The formula specifies response and predictors:

  • species → Response only, auto-detect all coe columns

  • species ~ . → All coe columns (explicit)

  • species ~ coe1 → Specific coe column

  • species ~ coe1 + coe2 → Multiple specific coe columns

  • species ~ . + length → All coe plus a covariate

Centering and scaling

LDA internally centers and scales the data as part of the algorithm. No manual preprocessing is needed.

Cross-validation

The function runs LDA twice:

  1. CV = FALSE: Builds the full model (discriminant functions, loadings)

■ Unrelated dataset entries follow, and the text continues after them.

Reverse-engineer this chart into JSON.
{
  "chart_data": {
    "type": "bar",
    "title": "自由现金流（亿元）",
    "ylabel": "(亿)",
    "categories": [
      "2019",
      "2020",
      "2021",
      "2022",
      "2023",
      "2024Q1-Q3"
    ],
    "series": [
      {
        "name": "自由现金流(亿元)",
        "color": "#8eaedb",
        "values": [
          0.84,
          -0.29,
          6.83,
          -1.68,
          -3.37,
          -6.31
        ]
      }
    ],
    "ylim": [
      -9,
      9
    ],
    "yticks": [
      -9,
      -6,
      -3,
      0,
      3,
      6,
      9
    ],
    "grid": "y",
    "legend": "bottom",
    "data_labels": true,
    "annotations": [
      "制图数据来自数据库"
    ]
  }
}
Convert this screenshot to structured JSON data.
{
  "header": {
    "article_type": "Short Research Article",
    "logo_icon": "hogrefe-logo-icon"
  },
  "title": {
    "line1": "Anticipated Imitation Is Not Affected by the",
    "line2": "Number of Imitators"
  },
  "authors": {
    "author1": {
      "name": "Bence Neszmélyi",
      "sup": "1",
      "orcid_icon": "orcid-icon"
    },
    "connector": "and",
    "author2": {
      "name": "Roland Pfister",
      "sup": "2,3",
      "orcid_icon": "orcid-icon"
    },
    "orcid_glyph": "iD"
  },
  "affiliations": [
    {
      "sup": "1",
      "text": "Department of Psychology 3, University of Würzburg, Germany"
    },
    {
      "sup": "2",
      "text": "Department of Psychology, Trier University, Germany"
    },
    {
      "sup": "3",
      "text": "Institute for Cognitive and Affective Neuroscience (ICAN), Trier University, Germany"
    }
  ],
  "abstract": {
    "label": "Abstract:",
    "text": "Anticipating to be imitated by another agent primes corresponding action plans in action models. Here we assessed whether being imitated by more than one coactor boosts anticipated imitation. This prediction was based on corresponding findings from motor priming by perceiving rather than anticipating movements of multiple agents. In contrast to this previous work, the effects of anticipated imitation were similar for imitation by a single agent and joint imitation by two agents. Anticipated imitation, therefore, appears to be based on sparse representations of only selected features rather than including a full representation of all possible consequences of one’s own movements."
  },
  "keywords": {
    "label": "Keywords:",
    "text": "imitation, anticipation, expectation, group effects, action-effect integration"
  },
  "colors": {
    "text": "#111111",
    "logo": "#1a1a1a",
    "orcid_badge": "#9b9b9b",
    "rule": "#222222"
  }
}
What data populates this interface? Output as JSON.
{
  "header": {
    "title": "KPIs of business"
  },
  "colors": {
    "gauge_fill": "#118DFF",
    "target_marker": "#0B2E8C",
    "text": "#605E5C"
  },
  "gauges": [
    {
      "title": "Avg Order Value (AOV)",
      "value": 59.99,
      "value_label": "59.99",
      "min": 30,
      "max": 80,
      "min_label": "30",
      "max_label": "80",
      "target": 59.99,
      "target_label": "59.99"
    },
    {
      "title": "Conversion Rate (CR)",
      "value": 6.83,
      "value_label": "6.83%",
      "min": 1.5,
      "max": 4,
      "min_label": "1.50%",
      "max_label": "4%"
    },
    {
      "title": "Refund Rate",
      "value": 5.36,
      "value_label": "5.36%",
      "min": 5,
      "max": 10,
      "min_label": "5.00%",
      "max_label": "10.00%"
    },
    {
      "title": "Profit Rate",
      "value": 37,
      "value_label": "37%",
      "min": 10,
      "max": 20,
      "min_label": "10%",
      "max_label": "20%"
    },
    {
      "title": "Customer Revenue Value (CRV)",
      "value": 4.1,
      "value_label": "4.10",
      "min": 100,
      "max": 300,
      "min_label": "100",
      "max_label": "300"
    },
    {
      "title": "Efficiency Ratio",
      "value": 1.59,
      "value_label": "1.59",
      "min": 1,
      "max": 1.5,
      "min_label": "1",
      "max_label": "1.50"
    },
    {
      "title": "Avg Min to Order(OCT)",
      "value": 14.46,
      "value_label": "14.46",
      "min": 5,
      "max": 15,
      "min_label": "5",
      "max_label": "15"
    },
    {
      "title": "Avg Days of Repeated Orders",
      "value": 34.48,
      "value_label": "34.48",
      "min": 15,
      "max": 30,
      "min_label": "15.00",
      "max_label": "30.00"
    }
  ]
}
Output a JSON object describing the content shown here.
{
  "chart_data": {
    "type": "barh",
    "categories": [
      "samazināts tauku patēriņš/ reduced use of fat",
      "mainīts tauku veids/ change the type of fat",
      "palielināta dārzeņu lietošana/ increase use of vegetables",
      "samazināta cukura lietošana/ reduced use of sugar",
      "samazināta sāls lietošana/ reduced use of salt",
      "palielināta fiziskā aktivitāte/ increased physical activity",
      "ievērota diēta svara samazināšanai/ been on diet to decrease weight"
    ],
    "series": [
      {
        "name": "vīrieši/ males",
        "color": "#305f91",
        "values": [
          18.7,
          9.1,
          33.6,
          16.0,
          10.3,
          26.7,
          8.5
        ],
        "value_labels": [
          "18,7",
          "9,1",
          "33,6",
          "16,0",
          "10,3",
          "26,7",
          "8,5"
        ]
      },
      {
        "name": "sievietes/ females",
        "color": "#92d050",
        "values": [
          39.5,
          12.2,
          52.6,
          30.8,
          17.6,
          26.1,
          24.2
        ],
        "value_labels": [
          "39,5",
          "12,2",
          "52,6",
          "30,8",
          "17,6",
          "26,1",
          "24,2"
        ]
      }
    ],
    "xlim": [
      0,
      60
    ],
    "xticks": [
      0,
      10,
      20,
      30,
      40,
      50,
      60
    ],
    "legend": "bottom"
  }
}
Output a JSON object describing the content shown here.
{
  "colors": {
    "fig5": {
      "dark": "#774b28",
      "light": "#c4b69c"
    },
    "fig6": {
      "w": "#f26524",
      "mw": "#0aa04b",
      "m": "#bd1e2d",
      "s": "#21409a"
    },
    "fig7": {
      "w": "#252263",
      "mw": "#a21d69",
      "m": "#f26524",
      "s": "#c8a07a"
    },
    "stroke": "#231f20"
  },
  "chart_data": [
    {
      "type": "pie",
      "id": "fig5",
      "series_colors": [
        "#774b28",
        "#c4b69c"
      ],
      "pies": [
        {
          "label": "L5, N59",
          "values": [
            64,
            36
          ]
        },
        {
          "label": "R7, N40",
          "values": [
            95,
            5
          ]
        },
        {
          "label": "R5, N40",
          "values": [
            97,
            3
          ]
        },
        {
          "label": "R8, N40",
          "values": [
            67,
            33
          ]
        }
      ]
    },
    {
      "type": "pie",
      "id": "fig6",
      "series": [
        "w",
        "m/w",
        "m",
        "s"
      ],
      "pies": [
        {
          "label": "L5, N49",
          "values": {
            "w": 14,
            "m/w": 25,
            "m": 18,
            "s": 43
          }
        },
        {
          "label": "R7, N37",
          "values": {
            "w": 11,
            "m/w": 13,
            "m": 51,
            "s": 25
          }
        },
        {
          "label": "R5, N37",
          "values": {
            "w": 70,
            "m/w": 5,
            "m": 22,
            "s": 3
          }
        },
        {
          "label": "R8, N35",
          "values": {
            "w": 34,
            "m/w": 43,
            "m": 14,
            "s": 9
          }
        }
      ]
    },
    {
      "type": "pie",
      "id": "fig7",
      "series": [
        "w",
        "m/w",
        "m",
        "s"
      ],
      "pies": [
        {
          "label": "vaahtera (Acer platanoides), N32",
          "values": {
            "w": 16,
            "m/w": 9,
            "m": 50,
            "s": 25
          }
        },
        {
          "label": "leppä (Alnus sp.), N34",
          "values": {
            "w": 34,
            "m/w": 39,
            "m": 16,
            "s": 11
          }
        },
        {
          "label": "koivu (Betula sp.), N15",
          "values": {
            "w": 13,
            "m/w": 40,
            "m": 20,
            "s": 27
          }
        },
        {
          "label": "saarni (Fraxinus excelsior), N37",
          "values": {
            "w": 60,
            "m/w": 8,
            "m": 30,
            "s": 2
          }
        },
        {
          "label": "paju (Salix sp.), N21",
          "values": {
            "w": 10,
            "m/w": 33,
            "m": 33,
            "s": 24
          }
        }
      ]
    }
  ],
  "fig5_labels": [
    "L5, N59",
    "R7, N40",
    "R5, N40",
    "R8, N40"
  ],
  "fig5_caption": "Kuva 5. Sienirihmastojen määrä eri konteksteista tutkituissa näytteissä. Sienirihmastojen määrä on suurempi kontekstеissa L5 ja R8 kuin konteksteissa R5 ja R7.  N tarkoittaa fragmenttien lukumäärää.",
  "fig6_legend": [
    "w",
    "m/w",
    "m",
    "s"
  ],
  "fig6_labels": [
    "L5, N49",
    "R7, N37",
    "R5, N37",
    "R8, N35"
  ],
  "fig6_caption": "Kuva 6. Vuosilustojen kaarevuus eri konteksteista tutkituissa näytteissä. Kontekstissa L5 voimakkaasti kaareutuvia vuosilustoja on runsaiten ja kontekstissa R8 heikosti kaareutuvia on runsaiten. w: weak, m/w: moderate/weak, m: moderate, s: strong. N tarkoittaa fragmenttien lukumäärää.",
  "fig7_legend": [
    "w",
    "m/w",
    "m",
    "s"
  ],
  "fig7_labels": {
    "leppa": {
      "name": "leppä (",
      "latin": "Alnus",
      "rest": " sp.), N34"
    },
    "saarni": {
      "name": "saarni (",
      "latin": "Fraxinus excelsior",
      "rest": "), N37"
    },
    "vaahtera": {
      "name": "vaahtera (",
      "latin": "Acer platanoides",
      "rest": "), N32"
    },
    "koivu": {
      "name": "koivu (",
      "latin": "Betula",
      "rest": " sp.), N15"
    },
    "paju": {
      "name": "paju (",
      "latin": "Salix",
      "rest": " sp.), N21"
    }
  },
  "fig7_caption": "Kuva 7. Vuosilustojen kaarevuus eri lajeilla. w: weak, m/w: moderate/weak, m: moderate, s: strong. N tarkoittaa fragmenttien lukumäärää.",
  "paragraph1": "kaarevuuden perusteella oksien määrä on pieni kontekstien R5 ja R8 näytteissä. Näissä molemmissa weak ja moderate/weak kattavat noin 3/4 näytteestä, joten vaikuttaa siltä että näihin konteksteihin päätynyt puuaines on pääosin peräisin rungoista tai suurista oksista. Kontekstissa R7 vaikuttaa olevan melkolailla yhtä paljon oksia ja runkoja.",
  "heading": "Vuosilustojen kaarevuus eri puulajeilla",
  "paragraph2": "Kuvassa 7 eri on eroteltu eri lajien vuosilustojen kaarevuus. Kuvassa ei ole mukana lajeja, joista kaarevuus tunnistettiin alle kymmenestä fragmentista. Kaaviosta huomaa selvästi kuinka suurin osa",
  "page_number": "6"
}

  2. CV = TRUE: Generates cross-validated predictions

Both are stored in $model for easy access.

Getting results

Use collect() to add predictions to your data:

lda <- boteft %>% stat_lda(type)
boteft_pred <- collect(lda)  # Adds pred, prob columns

Examples

if (FALSE) { # \dontrun{
# Basic LDA - auto-detects all coe columns
lda1 <- boteft %>% stat_lda(type)

# Explicit formula
lda2 <- boteft %>% stat_lda(type ~ .)

# Specific coe column
lda3 <- boteft %>% stat_lda(type ~ coe)

# With covariate
lda4 <- boteft %>% stat_lda(type ~ . + length)

# Add predictions to data
boteft_pred <- collect(lda1)  # Adds pred, prob

# Add LD scores too
boteft_ld <- collect(lda1, retain = 2)  # Adds pred, prob, LD1, LD2

# Plot results
plot(lda1)  # Discrimination plot (default)
plot(lda1, type = "loadings")
plot(lda1, color = type)  # Color by true groups
plot(lda1, labels = pred)  # Label by predictions
} # }